Jacques Grosperrin (LR) est, lui, plus offensif. « Je trouve que vous avez une vision anglo-saxonne de la laïcité dans le sport qui est troublante. Quand vous dites que le voile n’est pas de l’entrisme, je crois que vous vous trompez ».

La ministre a pu néanmoins compter sur le soutien de Mathilde Ollivier (écologiste). « Vous avez dit que le port du voile ce n’est pas de l’entrisme. Merci pour ces mots, merci de rappeler l’évidence que certains ici ont oubliée. Je vous remercie pour le courage de votre position à contrecourant de vos collègues du gouvernement ».

Marie Barsacq n’avait visiblement pas envie de transformer l’essai, paraissant embarrassée par ces interpellations. Dans un premier temps, elle s’est donc simplement bornée à rappeler le calendrier parlementaire. « L’ordre du jour de l’Assemblée nationale est beaucoup plus favorable aux députés qu’au gouvernement […] Nous avons 6 chantiers prioritaires dont certains ont pris du retard. Ce qui fait que l’inscription de cette proposition de loi devra être à l’initiative des groupes parlementaires ».

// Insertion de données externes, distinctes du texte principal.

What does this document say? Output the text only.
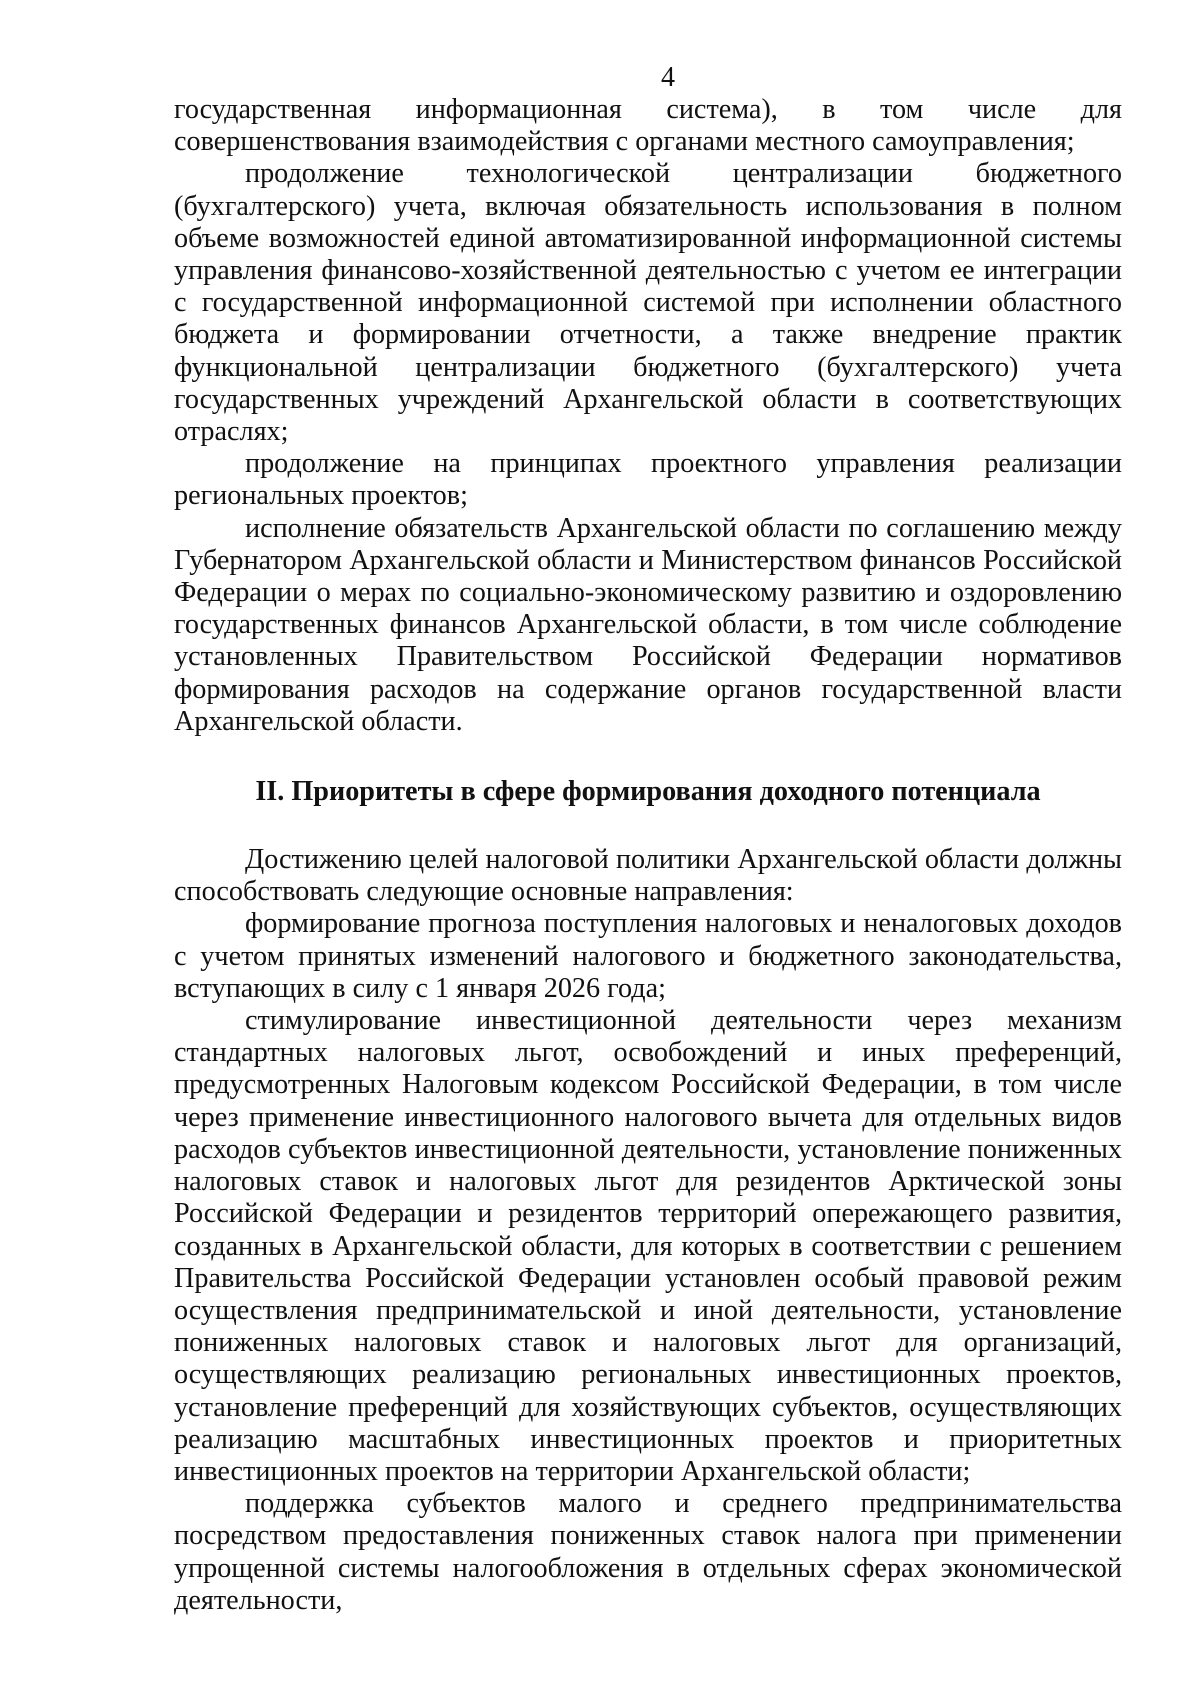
4

государственная информационная система), в том числе для совершенствования взаимодействия с органами местного самоуправления;

продолжение технологической централизации бюджетного (бухгалтерского) учета, включая обязательность использования в полном объеме возможностей единой автоматизированной информационной системы управления финансово-хозяйственной деятельностью с учетом ее интеграции с государственной информационной системой при исполнении областного бюджета и формировании отчетности, а также внедрение практик функциональной централизации бюджетного (бухгалтерского) учета государственных учреждений Архангельской области в соответствующих отраслях;

продолжение на принципах проектного управления реализации региональных проектов;

исполнение обязательств Архангельской области по соглашению между Губернатором Архангельской области и Министерством финансов Российской Федерации о мерах по социально-экономическому развитию и оздоровлению государственных финансов Архангельской области, в том числе соблюдение установленных Правительством Российской Федерации нормативов формирования расходов на содержание органов государственной власти Архангельской области.

II. Приоритеты в сфере формирования доходного потенциала

Достижению целей налоговой политики Архангельской области должны способствовать следующие основные направления:

формирование прогноза поступления налоговых и неналоговых доходов с учетом принятых изменений налогового и бюджетного законодательства, вступающих в силу с 1 января 2026 года;

стимулирование инвестиционной деятельности через механизм стандартных налоговых льгот, освобождений и иных преференций, предусмотренных Налоговым кодексом Российской Федерации, в том числе через применение инвестиционного налогового вычета для отдельных видов расходов субъектов инвестиционной деятельности, установление пониженных налоговых ставок и налоговых льгот для резидентов Арктической зоны Российской Федерации и резидентов территорий опережающего развития, созданных в Архангельской области, для которых в соответствии с решением Правительства Российской Федерации установлен особый правовой режим осуществления предпринимательской и иной деятельности, установление пониженных налоговых ставок и налоговых льгот для организаций, осуществляющих реализацию региональных инвестиционных проектов, установление преференций для хозяйствующих субъектов, осуществляющих реализацию масштабных инвестиционных проектов и приоритетных инвестиционных проектов на территории Архангельской области;

поддержка субъектов малого и среднего предпринимательства посредством предоставления пониженных ставок налога при применении упрощенной системы налогообложения в отдельных сферах экономической деятельности,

Pas de quoi satisfaire Jacques Grosperrin qui n’a pas hésité à la relancer. « Vous nous donnez le calendrier. Mais on aurait aimé savoir votre position. Est-ce que vous la soutiendrez ? » La ministre a fait alors le service minimum en déclarant : « Le gouvernement dans son ensemble soutient la proposition de loi telle qu’elle a été votée (par le Sénat). Je pensais que c’était clair », a-t-elle justifié.

Coupes sur les services civiques

Marie Barsacq n’était pas venue avec de bonnes nouvelles à la chambre haute en confirmant des annulations de crédits pour son ministère cette année. « Ce sont 91 millions de réserves de crédits qui sont annulées, 24 millions pour le Sport et 45 millions sur la jeunesse et la vie associative, et 23 millions pour les JO 2024 donc sans impact sur l’activité », a-t-elle détaillé. Pour reconstituer des réserves de crédits l’exécutif va piocher dans le service civique dont le nombre est actuellement réduit de 150 000 contrats à 135 000. « Ce sont des crédits gelés. Mais on peut espérer un dégel d’ici cet été car les missions de services civiques commencent à la rentrée », a-t-elle esquissé.

L’ancien ministre des Sports, Patrick Kanner a qualifié « d’ineptie technocratique et budgétaire que de vouloir geler les crédits du plus petit budget de l’État pour une politique publique qui est indispensable ».